Robots.txt is a text file that website owners create to instruct search engine robots to scan pages on their websites. The robots.txt file comes under the the robot's exclusion protocol (REP). REP is a group of web standards that operate how robots scan the web, access and index content, and serve that content to users.
Practically, robots.txt files find whether certain user/ software can or cannot scans parts of a website. The instructions are specified by “disallowing” or “allowing” the behavior of user agents.
Syntax:
User-agent: [user-agent name]Disallow: [URL string not to be crawled]
The robots.txt file is publicly available. To see the robots.txt file of any website just add “/robots.txt” to the end of any root domain to see that website’s directives. Anyone can see what pages you do or don’t want to be visited, so don’t hide private user information in the robots.txt file. Every subdomain on a root domain uses separate robots.txt files. robots.txt is case sensitive file, which means, the file must be named “robots.txt” and not “Robots.txt”, “robots.TXT”, or otherwise. A robots.txt file must be placed in a website’s top-level directory to be found easily by users.

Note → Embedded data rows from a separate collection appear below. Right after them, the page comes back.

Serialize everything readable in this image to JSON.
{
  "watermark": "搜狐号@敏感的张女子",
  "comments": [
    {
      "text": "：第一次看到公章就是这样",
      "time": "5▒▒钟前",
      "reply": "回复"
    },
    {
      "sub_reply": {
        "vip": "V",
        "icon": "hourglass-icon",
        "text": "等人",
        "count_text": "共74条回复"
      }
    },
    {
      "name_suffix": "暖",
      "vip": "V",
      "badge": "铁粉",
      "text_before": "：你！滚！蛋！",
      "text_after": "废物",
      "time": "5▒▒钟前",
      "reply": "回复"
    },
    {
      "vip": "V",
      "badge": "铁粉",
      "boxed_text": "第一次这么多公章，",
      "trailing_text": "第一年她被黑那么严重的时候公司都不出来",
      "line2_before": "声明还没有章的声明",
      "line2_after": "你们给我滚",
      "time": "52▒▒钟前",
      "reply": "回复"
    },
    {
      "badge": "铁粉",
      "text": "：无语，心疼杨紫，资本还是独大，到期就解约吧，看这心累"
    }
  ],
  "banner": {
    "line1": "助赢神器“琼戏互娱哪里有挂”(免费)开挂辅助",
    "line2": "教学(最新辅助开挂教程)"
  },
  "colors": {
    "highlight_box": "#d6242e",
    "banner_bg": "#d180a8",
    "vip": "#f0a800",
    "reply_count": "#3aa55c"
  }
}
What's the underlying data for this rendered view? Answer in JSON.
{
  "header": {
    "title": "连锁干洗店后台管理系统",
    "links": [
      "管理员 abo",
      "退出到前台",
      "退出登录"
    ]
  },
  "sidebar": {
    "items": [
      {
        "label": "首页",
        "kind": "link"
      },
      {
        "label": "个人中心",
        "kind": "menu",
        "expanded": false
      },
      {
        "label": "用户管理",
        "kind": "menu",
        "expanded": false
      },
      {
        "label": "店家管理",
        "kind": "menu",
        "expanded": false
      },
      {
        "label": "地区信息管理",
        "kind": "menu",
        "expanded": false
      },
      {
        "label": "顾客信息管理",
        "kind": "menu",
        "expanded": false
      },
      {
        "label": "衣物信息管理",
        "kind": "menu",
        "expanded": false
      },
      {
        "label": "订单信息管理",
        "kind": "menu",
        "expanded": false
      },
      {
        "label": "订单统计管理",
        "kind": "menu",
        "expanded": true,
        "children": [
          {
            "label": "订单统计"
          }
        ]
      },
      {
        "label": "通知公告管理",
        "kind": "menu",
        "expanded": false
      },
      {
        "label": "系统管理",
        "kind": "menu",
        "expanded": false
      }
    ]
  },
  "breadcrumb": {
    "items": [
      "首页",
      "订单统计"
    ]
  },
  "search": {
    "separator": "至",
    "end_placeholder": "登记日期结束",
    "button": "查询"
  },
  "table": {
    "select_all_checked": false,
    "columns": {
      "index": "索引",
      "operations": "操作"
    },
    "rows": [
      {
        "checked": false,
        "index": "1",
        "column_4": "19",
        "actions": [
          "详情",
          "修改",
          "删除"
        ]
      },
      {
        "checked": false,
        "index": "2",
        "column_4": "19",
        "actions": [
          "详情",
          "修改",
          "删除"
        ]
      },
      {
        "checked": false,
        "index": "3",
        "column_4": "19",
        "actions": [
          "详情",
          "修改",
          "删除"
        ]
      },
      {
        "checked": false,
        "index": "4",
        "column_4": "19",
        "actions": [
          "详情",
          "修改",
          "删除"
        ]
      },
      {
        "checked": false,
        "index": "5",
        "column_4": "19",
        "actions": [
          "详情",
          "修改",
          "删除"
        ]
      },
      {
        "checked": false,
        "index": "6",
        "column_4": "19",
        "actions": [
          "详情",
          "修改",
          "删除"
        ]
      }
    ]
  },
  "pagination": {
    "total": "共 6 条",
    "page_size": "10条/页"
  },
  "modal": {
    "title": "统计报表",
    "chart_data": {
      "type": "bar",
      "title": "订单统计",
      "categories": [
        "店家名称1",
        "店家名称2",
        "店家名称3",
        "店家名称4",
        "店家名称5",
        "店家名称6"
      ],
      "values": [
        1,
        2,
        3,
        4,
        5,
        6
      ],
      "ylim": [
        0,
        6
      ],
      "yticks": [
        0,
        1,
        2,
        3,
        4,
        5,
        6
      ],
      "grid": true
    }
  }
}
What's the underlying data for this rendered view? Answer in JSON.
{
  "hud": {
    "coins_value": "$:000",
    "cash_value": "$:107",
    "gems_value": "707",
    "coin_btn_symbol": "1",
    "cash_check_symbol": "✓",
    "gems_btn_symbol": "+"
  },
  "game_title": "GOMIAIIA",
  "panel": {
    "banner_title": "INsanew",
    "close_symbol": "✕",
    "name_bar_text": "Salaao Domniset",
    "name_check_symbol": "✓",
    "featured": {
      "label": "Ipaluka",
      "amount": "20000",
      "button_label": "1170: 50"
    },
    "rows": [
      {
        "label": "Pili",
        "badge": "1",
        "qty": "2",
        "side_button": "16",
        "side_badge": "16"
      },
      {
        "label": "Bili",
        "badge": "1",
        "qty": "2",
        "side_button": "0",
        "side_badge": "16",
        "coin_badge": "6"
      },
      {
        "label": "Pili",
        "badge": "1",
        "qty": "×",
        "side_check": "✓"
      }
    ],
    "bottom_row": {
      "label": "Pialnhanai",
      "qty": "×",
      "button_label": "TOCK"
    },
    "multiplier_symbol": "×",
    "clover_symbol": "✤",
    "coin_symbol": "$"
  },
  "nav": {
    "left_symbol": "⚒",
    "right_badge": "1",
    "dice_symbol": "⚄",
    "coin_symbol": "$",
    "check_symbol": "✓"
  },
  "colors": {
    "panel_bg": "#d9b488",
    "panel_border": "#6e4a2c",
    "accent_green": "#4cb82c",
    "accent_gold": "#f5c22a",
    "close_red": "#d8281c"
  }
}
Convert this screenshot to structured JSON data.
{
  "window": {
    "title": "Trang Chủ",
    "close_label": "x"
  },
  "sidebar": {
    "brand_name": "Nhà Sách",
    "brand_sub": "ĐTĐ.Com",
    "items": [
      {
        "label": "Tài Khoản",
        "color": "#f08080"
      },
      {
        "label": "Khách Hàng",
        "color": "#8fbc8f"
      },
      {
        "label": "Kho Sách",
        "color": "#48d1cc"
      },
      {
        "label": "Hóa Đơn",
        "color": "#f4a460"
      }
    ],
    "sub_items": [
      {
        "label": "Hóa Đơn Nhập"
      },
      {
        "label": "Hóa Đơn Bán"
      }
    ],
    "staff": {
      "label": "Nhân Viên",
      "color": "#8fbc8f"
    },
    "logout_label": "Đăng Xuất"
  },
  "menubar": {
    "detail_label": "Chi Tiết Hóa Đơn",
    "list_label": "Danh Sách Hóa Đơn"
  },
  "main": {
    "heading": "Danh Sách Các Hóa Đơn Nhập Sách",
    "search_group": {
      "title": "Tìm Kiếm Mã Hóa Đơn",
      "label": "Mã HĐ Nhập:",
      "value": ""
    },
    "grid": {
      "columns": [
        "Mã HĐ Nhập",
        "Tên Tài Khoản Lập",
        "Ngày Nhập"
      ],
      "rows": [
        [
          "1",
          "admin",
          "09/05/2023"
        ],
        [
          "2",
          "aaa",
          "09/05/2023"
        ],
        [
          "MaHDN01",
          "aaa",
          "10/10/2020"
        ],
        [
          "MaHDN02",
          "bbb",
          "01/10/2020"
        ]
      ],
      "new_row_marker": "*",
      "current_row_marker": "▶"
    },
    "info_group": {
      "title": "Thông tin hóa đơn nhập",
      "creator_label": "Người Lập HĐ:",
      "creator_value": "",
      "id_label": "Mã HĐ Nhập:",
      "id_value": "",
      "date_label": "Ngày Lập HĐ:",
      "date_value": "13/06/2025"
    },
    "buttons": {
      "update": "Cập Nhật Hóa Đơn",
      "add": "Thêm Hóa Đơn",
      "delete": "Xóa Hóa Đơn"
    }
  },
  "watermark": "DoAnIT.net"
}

Robots.txt files control visiting access to certain areas of your site. While this can be very dangerous if you accidentally disallow Googlebot from visiting your entire site, there are some situations in which a robots.txt file can be very useful
Some common use cases include:
Search engines have two main jobs:
After arriving at a website, the search user looks for a robots.txt file. If it finds one, it will read that file first before continuing through the page. Because the robots.txt file contains insightful information about how the search engine should analyze the website, the information found there will instruct further action of the visitor on this particular site. If the site does not have a robots.txt file, it will proceed to search for other information on the site.